À partir du 1er octobre, la durée maximale des arrêts de travail pour les patients souffrant de certaines affections de longue durée (ALD) sera réduite de trois ans à un an. Cette mesure, annoncée par le gouvernement, s'inscrit dans un contexte de hausse significative du coût des arrêts maladie, qui a augmenté de 65 % en dix ans, selon le magazine Capital.
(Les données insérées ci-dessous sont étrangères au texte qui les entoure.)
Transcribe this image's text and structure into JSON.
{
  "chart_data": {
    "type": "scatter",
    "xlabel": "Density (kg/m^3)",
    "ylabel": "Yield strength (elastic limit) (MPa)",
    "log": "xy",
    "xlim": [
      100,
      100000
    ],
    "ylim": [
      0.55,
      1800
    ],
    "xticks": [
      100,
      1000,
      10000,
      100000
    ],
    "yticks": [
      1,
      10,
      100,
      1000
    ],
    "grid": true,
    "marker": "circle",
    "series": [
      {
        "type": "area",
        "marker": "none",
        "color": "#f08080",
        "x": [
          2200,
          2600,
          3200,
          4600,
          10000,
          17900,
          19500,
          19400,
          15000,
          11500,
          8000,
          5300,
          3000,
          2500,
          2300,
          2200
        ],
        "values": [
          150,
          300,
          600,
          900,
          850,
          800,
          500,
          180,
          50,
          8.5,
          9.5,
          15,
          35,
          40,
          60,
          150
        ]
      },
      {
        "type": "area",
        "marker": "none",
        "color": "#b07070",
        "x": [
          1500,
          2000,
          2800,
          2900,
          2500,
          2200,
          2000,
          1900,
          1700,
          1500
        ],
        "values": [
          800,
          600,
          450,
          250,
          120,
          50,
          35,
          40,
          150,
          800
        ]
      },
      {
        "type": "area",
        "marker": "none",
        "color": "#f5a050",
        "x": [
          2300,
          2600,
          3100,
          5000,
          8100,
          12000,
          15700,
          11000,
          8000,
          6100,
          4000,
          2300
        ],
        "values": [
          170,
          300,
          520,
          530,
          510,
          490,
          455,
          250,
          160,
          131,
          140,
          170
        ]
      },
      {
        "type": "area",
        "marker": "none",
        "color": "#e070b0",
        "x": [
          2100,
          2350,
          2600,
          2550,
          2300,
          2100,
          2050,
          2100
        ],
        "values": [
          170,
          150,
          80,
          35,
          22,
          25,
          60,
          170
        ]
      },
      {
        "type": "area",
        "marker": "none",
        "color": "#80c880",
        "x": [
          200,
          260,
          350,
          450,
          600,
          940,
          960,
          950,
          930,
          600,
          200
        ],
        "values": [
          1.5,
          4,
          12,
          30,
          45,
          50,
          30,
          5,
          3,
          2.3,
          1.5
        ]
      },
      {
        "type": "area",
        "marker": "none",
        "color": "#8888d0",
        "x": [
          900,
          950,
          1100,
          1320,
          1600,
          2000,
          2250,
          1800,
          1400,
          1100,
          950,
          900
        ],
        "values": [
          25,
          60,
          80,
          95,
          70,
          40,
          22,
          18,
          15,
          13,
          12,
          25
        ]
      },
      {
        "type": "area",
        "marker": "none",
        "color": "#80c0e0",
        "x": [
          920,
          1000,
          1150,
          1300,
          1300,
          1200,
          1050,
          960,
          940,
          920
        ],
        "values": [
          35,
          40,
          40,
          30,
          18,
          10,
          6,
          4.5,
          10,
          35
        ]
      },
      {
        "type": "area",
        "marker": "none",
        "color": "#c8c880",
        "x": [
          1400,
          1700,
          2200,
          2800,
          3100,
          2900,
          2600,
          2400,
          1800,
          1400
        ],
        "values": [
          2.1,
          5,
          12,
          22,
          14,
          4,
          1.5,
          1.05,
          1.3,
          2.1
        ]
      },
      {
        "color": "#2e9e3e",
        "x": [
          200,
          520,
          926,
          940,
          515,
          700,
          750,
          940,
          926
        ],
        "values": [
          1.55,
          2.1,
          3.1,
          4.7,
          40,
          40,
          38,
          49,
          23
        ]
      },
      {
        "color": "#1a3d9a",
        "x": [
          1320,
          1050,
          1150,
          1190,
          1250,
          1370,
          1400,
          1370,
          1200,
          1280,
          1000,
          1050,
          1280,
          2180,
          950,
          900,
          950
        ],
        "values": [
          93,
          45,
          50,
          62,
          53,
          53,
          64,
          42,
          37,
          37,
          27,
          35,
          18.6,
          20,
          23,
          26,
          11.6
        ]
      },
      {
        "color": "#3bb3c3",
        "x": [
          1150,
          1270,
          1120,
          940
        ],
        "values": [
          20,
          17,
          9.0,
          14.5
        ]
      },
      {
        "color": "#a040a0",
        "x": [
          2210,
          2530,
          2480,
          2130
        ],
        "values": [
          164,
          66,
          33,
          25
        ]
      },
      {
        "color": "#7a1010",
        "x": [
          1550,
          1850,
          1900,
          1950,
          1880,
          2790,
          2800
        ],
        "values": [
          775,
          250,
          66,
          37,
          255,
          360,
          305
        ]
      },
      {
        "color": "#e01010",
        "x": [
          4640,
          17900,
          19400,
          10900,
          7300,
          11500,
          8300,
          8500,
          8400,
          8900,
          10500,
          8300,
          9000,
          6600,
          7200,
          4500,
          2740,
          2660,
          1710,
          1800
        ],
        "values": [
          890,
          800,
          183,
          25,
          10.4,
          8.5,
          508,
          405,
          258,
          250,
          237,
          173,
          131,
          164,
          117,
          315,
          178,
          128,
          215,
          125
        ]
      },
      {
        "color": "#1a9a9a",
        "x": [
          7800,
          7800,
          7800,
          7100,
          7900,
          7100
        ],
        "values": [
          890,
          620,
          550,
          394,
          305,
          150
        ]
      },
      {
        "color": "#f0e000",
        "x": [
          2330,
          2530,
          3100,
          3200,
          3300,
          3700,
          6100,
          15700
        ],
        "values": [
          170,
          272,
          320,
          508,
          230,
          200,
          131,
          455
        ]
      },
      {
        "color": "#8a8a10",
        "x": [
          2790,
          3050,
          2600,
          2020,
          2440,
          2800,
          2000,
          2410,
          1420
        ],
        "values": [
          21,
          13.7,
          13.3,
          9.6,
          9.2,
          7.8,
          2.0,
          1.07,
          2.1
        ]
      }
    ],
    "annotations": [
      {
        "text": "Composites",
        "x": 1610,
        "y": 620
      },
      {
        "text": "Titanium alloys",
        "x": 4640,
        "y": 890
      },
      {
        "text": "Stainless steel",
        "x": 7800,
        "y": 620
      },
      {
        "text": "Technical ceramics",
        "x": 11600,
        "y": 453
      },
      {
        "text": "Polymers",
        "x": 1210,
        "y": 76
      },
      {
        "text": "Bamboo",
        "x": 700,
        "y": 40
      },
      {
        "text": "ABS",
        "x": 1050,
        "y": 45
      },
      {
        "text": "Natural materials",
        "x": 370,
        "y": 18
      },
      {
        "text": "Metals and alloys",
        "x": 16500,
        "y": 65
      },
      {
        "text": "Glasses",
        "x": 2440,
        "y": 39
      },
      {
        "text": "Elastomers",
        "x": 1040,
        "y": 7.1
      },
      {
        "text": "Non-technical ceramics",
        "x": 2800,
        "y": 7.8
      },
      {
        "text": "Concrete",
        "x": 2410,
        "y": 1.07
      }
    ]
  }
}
Qui est concerné par cette limitation ?
Cette nouvelle règle s'applique aux patients en ALD dite « non exonérante ». Il s'agit d'une affection qui nécessite une interruption de travail ou des soins d'une durée prévisible supérieure à six mois, mais qui n'ouvre pas droit à la suppression du reste à charge après le remboursement de base de la Sécurité sociale. Autrement dit, les patients concernés ne bénéficient pas d'une prise en charge à 100 %.
Selon le site Améli, ces affections sont des maladies graves ou chroniques nécessitant des soins continus ou un arrêt de travail de plus de six mois, mais qui n'ouvrent pas droit à l'exonération du ticket modérateur. Parmi les exemples cités : une fracture de l'épaule compliquée par une infection, une dépression qualifiée de légère, ou encore un trouble musculo-squelettique.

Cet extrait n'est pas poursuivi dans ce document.